Women believe that they are better in multi-tasking and thus in talking and driving simultaneously. Wrong. Yes, statistically women are more likely to have a better ability to divide attention. But dividing attention has nothing to do with doing two things at the same time. No human being can do that well. Dividing attention describes the speed in which we can leap from one action to another, at which most women will be better than men.In fact, some men can turn their poor ability to divide attention into a positive thing. They can enter a state of "hyper attention" where they are all too focused on one thing (the typical thing is the TV screen, but it can also be driving ) and avoid other things.

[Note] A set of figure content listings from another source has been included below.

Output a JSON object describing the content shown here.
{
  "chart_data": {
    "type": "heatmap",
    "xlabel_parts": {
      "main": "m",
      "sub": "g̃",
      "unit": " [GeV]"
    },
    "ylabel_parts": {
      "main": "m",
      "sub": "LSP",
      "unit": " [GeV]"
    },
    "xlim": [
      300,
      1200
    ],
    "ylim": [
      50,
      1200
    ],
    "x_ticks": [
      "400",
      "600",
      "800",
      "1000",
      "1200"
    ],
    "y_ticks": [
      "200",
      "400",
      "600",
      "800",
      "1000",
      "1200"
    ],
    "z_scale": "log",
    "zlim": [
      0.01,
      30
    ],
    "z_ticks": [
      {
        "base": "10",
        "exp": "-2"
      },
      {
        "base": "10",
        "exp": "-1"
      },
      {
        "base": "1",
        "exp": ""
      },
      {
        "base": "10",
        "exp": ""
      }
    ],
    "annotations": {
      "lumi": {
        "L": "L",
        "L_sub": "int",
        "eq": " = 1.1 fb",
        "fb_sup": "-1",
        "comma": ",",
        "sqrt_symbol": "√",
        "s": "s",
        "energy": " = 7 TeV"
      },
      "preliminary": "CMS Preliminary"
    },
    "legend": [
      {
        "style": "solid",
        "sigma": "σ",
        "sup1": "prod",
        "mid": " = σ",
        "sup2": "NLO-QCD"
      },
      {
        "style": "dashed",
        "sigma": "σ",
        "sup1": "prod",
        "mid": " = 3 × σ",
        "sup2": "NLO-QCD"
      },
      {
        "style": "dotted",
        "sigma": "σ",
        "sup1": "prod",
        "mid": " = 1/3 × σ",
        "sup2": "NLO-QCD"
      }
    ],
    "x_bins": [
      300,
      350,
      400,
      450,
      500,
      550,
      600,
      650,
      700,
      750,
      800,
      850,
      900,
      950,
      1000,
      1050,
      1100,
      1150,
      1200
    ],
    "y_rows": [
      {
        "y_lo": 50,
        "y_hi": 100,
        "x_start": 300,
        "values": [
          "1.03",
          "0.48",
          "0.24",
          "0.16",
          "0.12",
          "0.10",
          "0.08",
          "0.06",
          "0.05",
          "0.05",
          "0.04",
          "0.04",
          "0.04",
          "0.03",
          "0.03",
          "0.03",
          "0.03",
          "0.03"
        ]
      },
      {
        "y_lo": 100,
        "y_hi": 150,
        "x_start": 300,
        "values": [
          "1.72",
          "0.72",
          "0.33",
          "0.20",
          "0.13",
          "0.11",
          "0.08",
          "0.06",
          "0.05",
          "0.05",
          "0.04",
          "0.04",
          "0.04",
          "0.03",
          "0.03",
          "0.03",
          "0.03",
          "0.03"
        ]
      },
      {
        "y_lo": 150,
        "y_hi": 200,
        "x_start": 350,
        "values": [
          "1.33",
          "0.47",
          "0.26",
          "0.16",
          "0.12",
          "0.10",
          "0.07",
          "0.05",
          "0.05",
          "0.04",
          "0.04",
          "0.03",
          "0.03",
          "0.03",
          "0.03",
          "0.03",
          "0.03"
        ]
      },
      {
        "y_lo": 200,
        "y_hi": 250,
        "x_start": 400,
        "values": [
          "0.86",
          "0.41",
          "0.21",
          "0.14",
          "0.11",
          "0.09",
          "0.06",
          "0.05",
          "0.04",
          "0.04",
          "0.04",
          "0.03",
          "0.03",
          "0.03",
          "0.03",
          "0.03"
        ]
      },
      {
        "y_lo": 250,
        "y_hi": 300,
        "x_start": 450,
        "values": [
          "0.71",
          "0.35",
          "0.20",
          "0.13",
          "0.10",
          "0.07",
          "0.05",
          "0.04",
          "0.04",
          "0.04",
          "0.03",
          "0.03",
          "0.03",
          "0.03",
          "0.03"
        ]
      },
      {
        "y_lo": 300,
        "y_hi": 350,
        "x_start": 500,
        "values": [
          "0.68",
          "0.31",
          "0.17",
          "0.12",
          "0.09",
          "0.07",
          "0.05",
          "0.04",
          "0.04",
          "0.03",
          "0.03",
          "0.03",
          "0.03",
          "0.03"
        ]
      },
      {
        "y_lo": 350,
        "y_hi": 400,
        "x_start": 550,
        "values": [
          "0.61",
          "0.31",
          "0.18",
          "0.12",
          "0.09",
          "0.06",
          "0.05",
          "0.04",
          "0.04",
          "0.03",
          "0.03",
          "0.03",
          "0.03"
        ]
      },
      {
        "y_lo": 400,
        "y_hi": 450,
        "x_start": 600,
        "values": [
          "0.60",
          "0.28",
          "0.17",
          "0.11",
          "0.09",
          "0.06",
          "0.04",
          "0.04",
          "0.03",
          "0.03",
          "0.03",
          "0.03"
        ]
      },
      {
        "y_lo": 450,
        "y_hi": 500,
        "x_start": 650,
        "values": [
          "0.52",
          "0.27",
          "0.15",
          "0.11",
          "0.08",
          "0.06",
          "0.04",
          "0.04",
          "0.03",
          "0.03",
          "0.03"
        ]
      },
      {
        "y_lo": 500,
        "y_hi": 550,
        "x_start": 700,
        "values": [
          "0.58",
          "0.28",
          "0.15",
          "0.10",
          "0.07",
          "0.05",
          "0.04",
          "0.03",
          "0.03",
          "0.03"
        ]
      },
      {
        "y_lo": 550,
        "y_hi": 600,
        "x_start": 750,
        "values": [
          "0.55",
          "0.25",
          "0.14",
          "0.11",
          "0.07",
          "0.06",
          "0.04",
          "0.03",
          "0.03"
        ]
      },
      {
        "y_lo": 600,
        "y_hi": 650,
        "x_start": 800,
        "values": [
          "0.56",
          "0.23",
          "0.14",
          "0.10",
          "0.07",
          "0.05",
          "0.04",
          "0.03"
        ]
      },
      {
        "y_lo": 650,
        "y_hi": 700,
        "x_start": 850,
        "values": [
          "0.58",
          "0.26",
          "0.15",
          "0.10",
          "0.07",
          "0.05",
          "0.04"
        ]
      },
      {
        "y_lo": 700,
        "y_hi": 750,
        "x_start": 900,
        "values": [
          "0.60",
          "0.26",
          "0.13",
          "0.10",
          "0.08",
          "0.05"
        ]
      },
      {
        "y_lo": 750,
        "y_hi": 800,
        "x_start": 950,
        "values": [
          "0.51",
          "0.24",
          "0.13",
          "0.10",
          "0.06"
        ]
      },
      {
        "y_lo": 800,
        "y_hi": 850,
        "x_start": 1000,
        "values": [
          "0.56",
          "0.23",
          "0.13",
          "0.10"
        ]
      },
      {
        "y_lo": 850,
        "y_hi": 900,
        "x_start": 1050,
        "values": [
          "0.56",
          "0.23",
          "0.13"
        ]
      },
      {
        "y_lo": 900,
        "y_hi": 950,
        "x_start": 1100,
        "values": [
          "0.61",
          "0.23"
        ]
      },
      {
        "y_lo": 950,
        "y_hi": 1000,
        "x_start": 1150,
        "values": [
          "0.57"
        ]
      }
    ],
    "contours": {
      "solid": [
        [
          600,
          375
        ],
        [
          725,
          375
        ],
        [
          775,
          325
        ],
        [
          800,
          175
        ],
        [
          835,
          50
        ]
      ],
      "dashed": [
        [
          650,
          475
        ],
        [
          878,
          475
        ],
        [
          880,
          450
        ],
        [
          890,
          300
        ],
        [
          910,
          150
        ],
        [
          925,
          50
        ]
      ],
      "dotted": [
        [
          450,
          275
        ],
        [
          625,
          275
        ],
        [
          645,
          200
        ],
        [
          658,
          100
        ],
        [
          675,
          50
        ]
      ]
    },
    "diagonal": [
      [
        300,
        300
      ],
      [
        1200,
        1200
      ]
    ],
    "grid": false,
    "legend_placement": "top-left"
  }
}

In cognitive psychology this is considered a phenomena of an Attention-Deficit (as in the ADD syndrome), but in relation to driving it can be used positively.
Visual perception and adaptive filtering
Why do we have three mirrors in the car? Can't we have on big mirror or camera? Or two at most? Why to divide our attention if four directions? There is a reason. Understand that it is better to divide your attention in short lapses, rather than in long ones. Instead of devoting a full second for looking in the right-wind mirror, and one full second for the road ahead, it's better to divide it into four glances, each in the length of half a second.
If we had one big mirror, we would overuse of visual perception skill. We would simply soak so much more information at once, that we will have to leave more time to soak it in, time during which our eyes are diverted from the road ahead. Instead, the car's mirrors are divided into three mirrors for three different directions: Back, right and left. This allows us to get the picture of what's happening around us more immediately, because we don't need to use our own mind to distinguish right from left and from center, the car's manufacturer did this for us.
This also why I am a great antagonist of wide-angle convex mirrors. The assumption that a larger mirror with greater coverage be more efficient is false, because the same information is repeated in the wing mirrors. By increasing the overlap we have effectively reduced our ability to properly gauge distance in a multi-dimensional system, because a car behind our car's left corner will be seen in the interior mirror and the left wing mirror, so that it will be harder to realize where it actually is relative to us.
The next point is adaptive filtering. This is our mind's ability to avoid seeing too much, and it is the reason that I dislike all furry balls/cubes and other decorations hanging down cars' interior mirrors. The furry cubes rattle about while driving, and this is seen through our peripheral vision and irritates us, until it doesn't. The thing that happened is that our mind got used to the constant movement of the decoration and learned to filter it out of the picture we see. This creates a "blind spot" which might cause us to fail in noticing smaller objects (like cyclists and riders) in that line of sight.
This was a fantastic perspective into the psychology of driving. I myself am training as a psychologist in real life, so you can imagine how interesting this was for me. Thank you.